Royal DSM sets sights on China’s clean-energy vehicles, electronic gadget markets
The Dutch nutrition and materials company has singled out electronics and automotive as the two key industries to drive its growth in China
Netherlands-based health, nutrition and materials group Royal DSM has thrown its weight behind China’s new-found preference for clean-energy vehicles and digital connectivity, pledging to increase investment in the market amid huge changes in the country’s economic landscape.
“We have transformed from a supplier only to the multinational companies in China five years ago to a supplier for both multinationals and Chinese brands today,” said Dimitri de Vreeze, a member of DSM’s managing board who oversees the company’s business in Asia. “Huge innovations will take place in this market in the next 10 years.”
He said that after establishing 22 production sites on the mainland, DSM would continue to seek merger and acquisition opportunities as well as investing in the world’s second-largest economy, despite worries about a slowdown in growth.
In the materials field, the Dutch company has singled out electronics and automotive as the two key industries it will focus on to chase fast business growth in China.
De Vreeze said the “focus approach” could help DSM to strengthen its innovation and development capabilities to cater to Chinese clients’ fast-changing demands.
Despite China’s increasing manufacturing might, materials science is viewed as one area whose core technologies it has yet to grasp amid its efforts to move locally-made products up the value chain.
DSM supplies to automakers that need to replace metals with lightweight materials such as carbon fibre.
Lightweight materials, essential for energy-efficient vehicles, allow electric cars to run for longer and to make the most of their battery power.
Though DSM would not disclose its detailed investment plans to expand on the mainland, Jiang Weiming, president of DSM China, said the company would gauge demand from clients on a case-by-case basis before making decisions.
New-energy vehicle sales in China have been buoyant since 2014, bolstered by government subsidies and incentives.
In 2015 sales, including pure electric and plug-in hybrid cars, jumped by more than fourfold from a year earlier before deliveries surged 53 per cent year-on-year in 2016.
In the first half of this year, new-energy vehicles saw a 14.4 per cent jump in sales from the same period a year ago.
“Cars of today will be dinosaurs in five to 10 years,” said De Vreeze. “There will be a move to low-weight vehicles which are highly connected.”
DSM joins a clutch of global big-name companies including General Motors striking an optimistic tone regarding China’s new-energy vehicle market.
Beijing has been encouraging their wider use, to protect the environment.
“In China, we found that there is stricter legislation on emissions and water filtration, and that’s what DSM likes, because, as a company, DSM is at the forefront of sustainability,” De Vreeze said.

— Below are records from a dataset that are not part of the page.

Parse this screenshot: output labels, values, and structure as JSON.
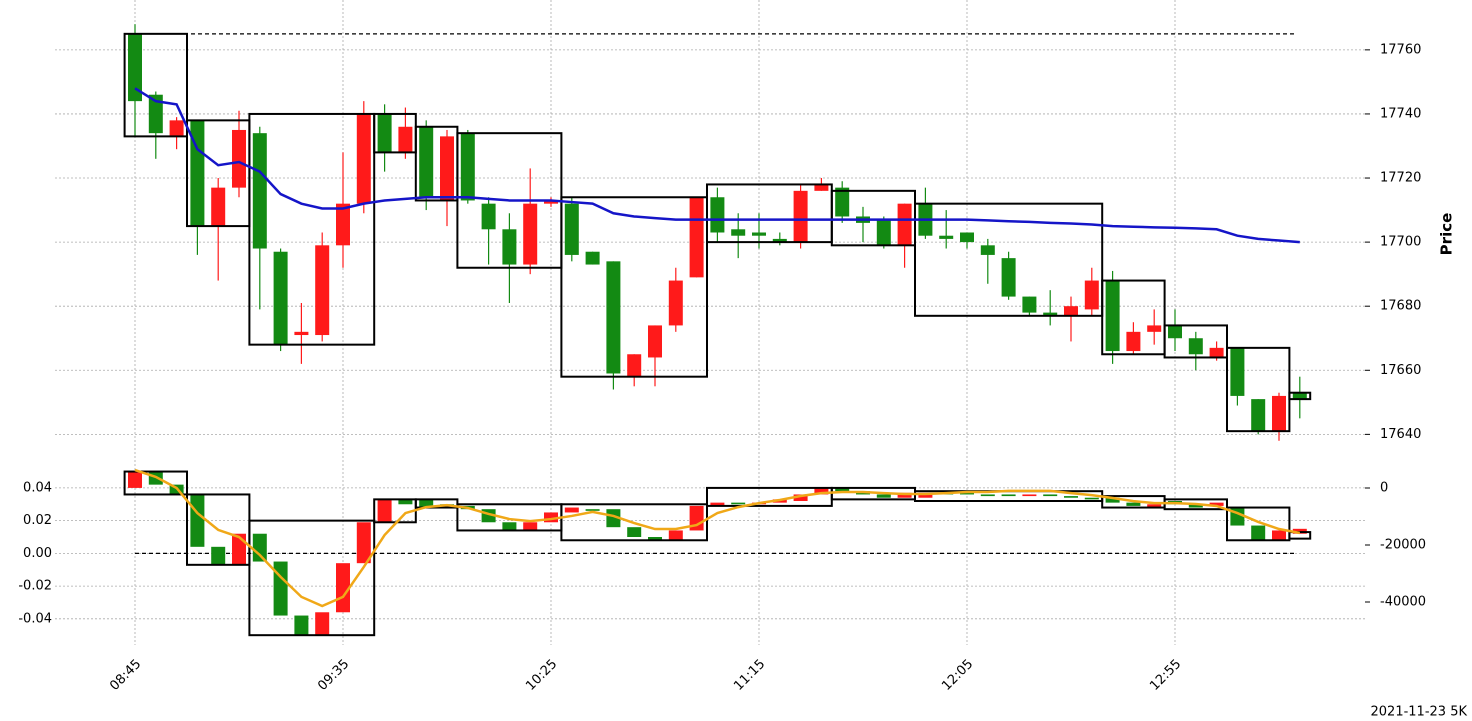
{
  "footer": "2021-11-23 5K",
  "chart_data": [
    {
      "type": "candlestick",
      "ylabel": "Price",
      "categories": [
        "08:45",
        null,
        null,
        null,
        null,
        null,
        null,
        null,
        null,
        null,
        "09:35",
        null,
        null,
        null,
        null,
        null,
        null,
        null,
        null,
        null,
        "10:25",
        null,
        null,
        null,
        null,
        null,
        null,
        null,
        null,
        null,
        "11:15",
        null,
        null,
        null,
        null,
        null,
        null,
        null,
        null,
        null,
        "12:05",
        null,
        null,
        null,
        null,
        null,
        null,
        null,
        null,
        null,
        "12:55",
        null,
        null,
        null,
        null,
        null,
        null
      ],
      "open": [
        17765,
        17746,
        17733,
        17738,
        17705,
        17717,
        17734,
        17697,
        17671,
        17671,
        17699,
        17712,
        17740,
        17728,
        17736,
        17713,
        17734,
        17712,
        17704,
        17693,
        17712,
        17712,
        17697,
        17694,
        17658,
        17664,
        17674,
        17689,
        17714,
        17704,
        17703,
        17701,
        17700,
        17716,
        17717,
        17708,
        17707,
        17699,
        17712,
        17702,
        17703,
        17699,
        17695,
        17683,
        17678,
        17677,
        17679,
        17688,
        17666,
        17672,
        17674,
        17670,
        17664,
        17667,
        17651,
        17641,
        17653
      ],
      "high": [
        17768,
        17747,
        17739,
        17738,
        17720,
        17741,
        17736,
        17698,
        17681,
        17703,
        17728,
        17744,
        17743,
        17742,
        17738,
        17735,
        17735,
        17714,
        17709,
        17723,
        17714,
        17714,
        17697,
        17694,
        17665,
        17674,
        17692,
        17714,
        17717,
        17709,
        17709,
        17703,
        17718,
        17720,
        17719,
        17711,
        17708,
        17712,
        17717,
        17710,
        17703,
        17701,
        17697,
        17683,
        17685,
        17683,
        17692,
        17691,
        17675,
        17679,
        17679,
        17672,
        17669,
        17667,
        17651,
        17653,
        17658
      ],
      "low": [
        17733,
        17726,
        17729,
        17696,
        17688,
        17714,
        17679,
        17666,
        17662,
        17669,
        17692,
        17709,
        17722,
        17726,
        17710,
        17705,
        17712,
        17693,
        17681,
        17690,
        17711,
        17694,
        17693,
        17654,
        17655,
        17655,
        17672,
        17689,
        17700,
        17695,
        17698,
        17699,
        17698,
        17716,
        17706,
        17700,
        17698,
        17692,
        17701,
        17698,
        17698,
        17687,
        17682,
        17677,
        17674,
        17669,
        17677,
        17662,
        17665,
        17668,
        17666,
        17660,
        17663,
        17649,
        17640,
        17638,
        17645
      ],
      "close": [
        17744,
        17734,
        17738,
        17705,
        17717,
        17735,
        17698,
        17668,
        17672,
        17699,
        17712,
        17740,
        17728,
        17736,
        17714,
        17733,
        17713,
        17704,
        17693,
        17712,
        17713,
        17696,
        17693,
        17659,
        17665,
        17674,
        17688,
        17714,
        17703,
        17702,
        17702,
        17700,
        17716,
        17718,
        17708,
        17706,
        17699,
        17712,
        17702,
        17701,
        17700,
        17696,
        17683,
        17678,
        17677,
        17680,
        17688,
        17666,
        17672,
        17674,
        17670,
        17665,
        17667,
        17652,
        17641,
        17652,
        17651
      ],
      "up_color": "#ff1a1a",
      "down_color": "#138a13",
      "ma": {
        "color": "#1515c8",
        "values": [
          17748,
          17744,
          17743,
          17729,
          17724,
          17725,
          17722,
          17715,
          17712,
          17710.5,
          17710.5,
          17712,
          17713,
          17713.5,
          17714,
          17714,
          17714,
          17713.5,
          17713,
          17713,
          17713,
          17712.5,
          17712,
          17709,
          17708,
          17707.5,
          17707,
          17707,
          17707,
          17707,
          17707,
          17707,
          17707,
          17707,
          17707,
          17707,
          17707,
          17707,
          17707,
          17707,
          17707,
          17706.8,
          17706.5,
          17706.3,
          17706,
          17705.8,
          17705.5,
          17705,
          17704.8,
          17704.6,
          17704.5,
          17704.3,
          17704,
          17702,
          17701,
          17700.5,
          17700
        ]
      },
      "boxes": [
        {
          "start": 0,
          "end": 2,
          "high": 17765,
          "low": 17733
        },
        {
          "start": 3,
          "end": 5,
          "high": 17738,
          "low": 17705
        },
        {
          "start": 6,
          "end": 11,
          "high": 17740,
          "low": 17668
        },
        {
          "start": 12,
          "end": 13,
          "high": 17740,
          "low": 17728
        },
        {
          "start": 14,
          "end": 15,
          "high": 17736,
          "low": 17713
        },
        {
          "start": 16,
          "end": 20,
          "high": 17734,
          "low": 17692
        },
        {
          "start": 21,
          "end": 27,
          "high": 17714,
          "low": 17658
        },
        {
          "start": 28,
          "end": 33,
          "high": 17718,
          "low": 17700
        },
        {
          "start": 34,
          "end": 37,
          "high": 17716,
          "low": 17699
        },
        {
          "start": 38,
          "end": 46,
          "high": 17712,
          "low": 17677
        },
        {
          "start": 47,
          "end": 49,
          "high": 17688,
          "low": 17665
        },
        {
          "start": 50,
          "end": 52,
          "high": 17674,
          "low": 17664
        },
        {
          "start": 53,
          "end": 55,
          "high": 17667,
          "low": 17641
        },
        {
          "start": 56,
          "end": 56,
          "high": 17653,
          "low": 17651
        }
      ],
      "reference_line": 17765,
      "ylim": [
        17632,
        17774
      ],
      "yticks": [
        17640,
        17660,
        17680,
        17700,
        17720,
        17740,
        17760
      ],
      "grid": true
    },
    {
      "type": "candlestick",
      "open": [
        0.04,
        0.05,
        0.042,
        0.036,
        0.004,
        -0.007,
        0.012,
        -0.005,
        -0.038,
        -0.05,
        -0.036,
        -0.006,
        0.019,
        0.033,
        0.033,
        0.03,
        0.029,
        0.027,
        0.019,
        0.014,
        0.019,
        0.025,
        0.027,
        0.027,
        0.016,
        0.01,
        0.008,
        0.014,
        0.029,
        0.031,
        0.03,
        0.031,
        0.032,
        0.036,
        0.04,
        0.038,
        0.036,
        0.034,
        0.034,
        0.037,
        0.037,
        0.036,
        0.036,
        0.035,
        0.036,
        0.035,
        0.034,
        0.034,
        0.031,
        0.028,
        0.032,
        0.03,
        0.029,
        0.028,
        0.017,
        0.008,
        0.012
      ],
      "close": [
        0.05,
        0.042,
        0.036,
        0.004,
        -0.007,
        0.012,
        -0.005,
        -0.038,
        -0.05,
        -0.036,
        -0.006,
        0.019,
        0.033,
        0.03,
        0.028,
        0.029,
        0.027,
        0.019,
        0.014,
        0.019,
        0.025,
        0.028,
        0.026,
        0.016,
        0.01,
        0.008,
        0.014,
        0.029,
        0.031,
        0.03,
        0.031,
        0.033,
        0.036,
        0.04,
        0.038,
        0.036,
        0.034,
        0.037,
        0.037,
        0.036,
        0.036,
        0.035,
        0.035,
        0.036,
        0.035,
        0.034,
        0.033,
        0.031,
        0.029,
        0.03,
        0.03,
        0.028,
        0.031,
        0.017,
        0.008,
        0.014,
        0.015
      ],
      "up_color": "#ff1a1a",
      "down_color": "#138a13",
      "boxes": [
        {
          "start": 0,
          "end": 2,
          "high": 0.05,
          "low": 0.036
        },
        {
          "start": 3,
          "end": 5,
          "high": 0.036,
          "low": -0.007
        },
        {
          "start": 6,
          "end": 11,
          "high": 0.02,
          "low": -0.05
        },
        {
          "start": 12,
          "end": 13,
          "high": 0.033,
          "low": 0.019
        },
        {
          "start": 14,
          "end": 15,
          "high": 0.033,
          "low": 0.028
        },
        {
          "start": 16,
          "end": 20,
          "high": 0.03,
          "low": 0.014
        },
        {
          "start": 21,
          "end": 27,
          "high": 0.03,
          "low": 0.008
        },
        {
          "start": 28,
          "end": 33,
          "high": 0.04,
          "low": 0.029
        },
        {
          "start": 34,
          "end": 37,
          "high": 0.04,
          "low": 0.033
        },
        {
          "start": 38,
          "end": 46,
          "high": 0.038,
          "low": 0.032
        },
        {
          "start": 47,
          "end": 49,
          "high": 0.035,
          "low": 0.028
        },
        {
          "start": 50,
          "end": 52,
          "high": 0.033,
          "low": 0.027
        },
        {
          "start": 53,
          "end": 55,
          "high": 0.028,
          "low": 0.008
        },
        {
          "start": 56,
          "end": 56,
          "high": 0.013,
          "low": 0.009
        }
      ],
      "reference_line": 0,
      "series": [
        {
          "color": "#f0a818",
          "axis": "y2",
          "values": [
            6300,
            3900,
            0,
            -8800,
            -14700,
            -17200,
            -23500,
            -31200,
            -38200,
            -41400,
            -38200,
            -27700,
            -16500,
            -8800,
            -6700,
            -6000,
            -7000,
            -9100,
            -10900,
            -11600,
            -10900,
            -9800,
            -8400,
            -9800,
            -12300,
            -14400,
            -14400,
            -13000,
            -8800,
            -6700,
            -5300,
            -4200,
            -2800,
            -1800,
            -1400,
            -1400,
            -1800,
            -2100,
            -2100,
            -1800,
            -1400,
            -1400,
            -1000,
            -1000,
            -1000,
            -1800,
            -2500,
            -3500,
            -4600,
            -5300,
            -5300,
            -5600,
            -6300,
            -8800,
            -11900,
            -14400,
            -15800
          ]
        }
      ],
      "ylim": [
        -0.056,
        0.054
      ],
      "yticks": [
        {
          "value": -0.04,
          "label": "-0.04"
        },
        {
          "value": -0.02,
          "label": "-0.02"
        },
        {
          "value": 0,
          "label": "0.00"
        },
        {
          "value": 0.02,
          "label": "0.02"
        },
        {
          "value": 0.04,
          "label": "0.04"
        }
      ],
      "y2lim": [
        -55090,
        8070
      ],
      "y2ticks": [
        -40000,
        -20000,
        0
      ],
      "grid": true
    }
  ]
}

Global business advisor McKinsey predicted that one out of every three new car sales in the world before 2022 would take place in China, the primary source of growth for the global auto market.

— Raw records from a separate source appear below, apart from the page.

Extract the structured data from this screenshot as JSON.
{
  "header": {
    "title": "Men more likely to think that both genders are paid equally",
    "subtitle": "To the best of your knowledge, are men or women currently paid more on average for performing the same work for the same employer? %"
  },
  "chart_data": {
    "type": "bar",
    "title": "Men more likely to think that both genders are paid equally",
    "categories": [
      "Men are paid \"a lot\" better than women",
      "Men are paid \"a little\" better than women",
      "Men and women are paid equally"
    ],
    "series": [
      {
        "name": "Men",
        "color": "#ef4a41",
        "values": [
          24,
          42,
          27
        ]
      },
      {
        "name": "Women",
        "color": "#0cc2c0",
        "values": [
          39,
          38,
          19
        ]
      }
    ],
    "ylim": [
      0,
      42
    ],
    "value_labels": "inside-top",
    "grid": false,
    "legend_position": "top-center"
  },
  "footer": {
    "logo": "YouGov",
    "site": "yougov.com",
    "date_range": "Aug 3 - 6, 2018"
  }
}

“As Chinese consumers continue to become more sophisticated, automakers must reinvent their success formulas to surprise and delight them,” said Paul Gao, a partner with McKinsey. “That means delivering leading-edge connectivity options, pursuing digital innovations, participating in the electric vehicle space, and taking steps in the burgeoning used-car market.”
De Vreeze said Chinese car brands would pick up their growth in the coming years, driving demand for science-based materials such as DSM’s Dyneema-branded products, which claim to be made from the world’s strongest fibre.
In the electronics field, DSM says its plastic materials used in mobile phone antennae can help improve connectivity while reducing the weight. Normally, plastics are less capable than metals at receiving signals.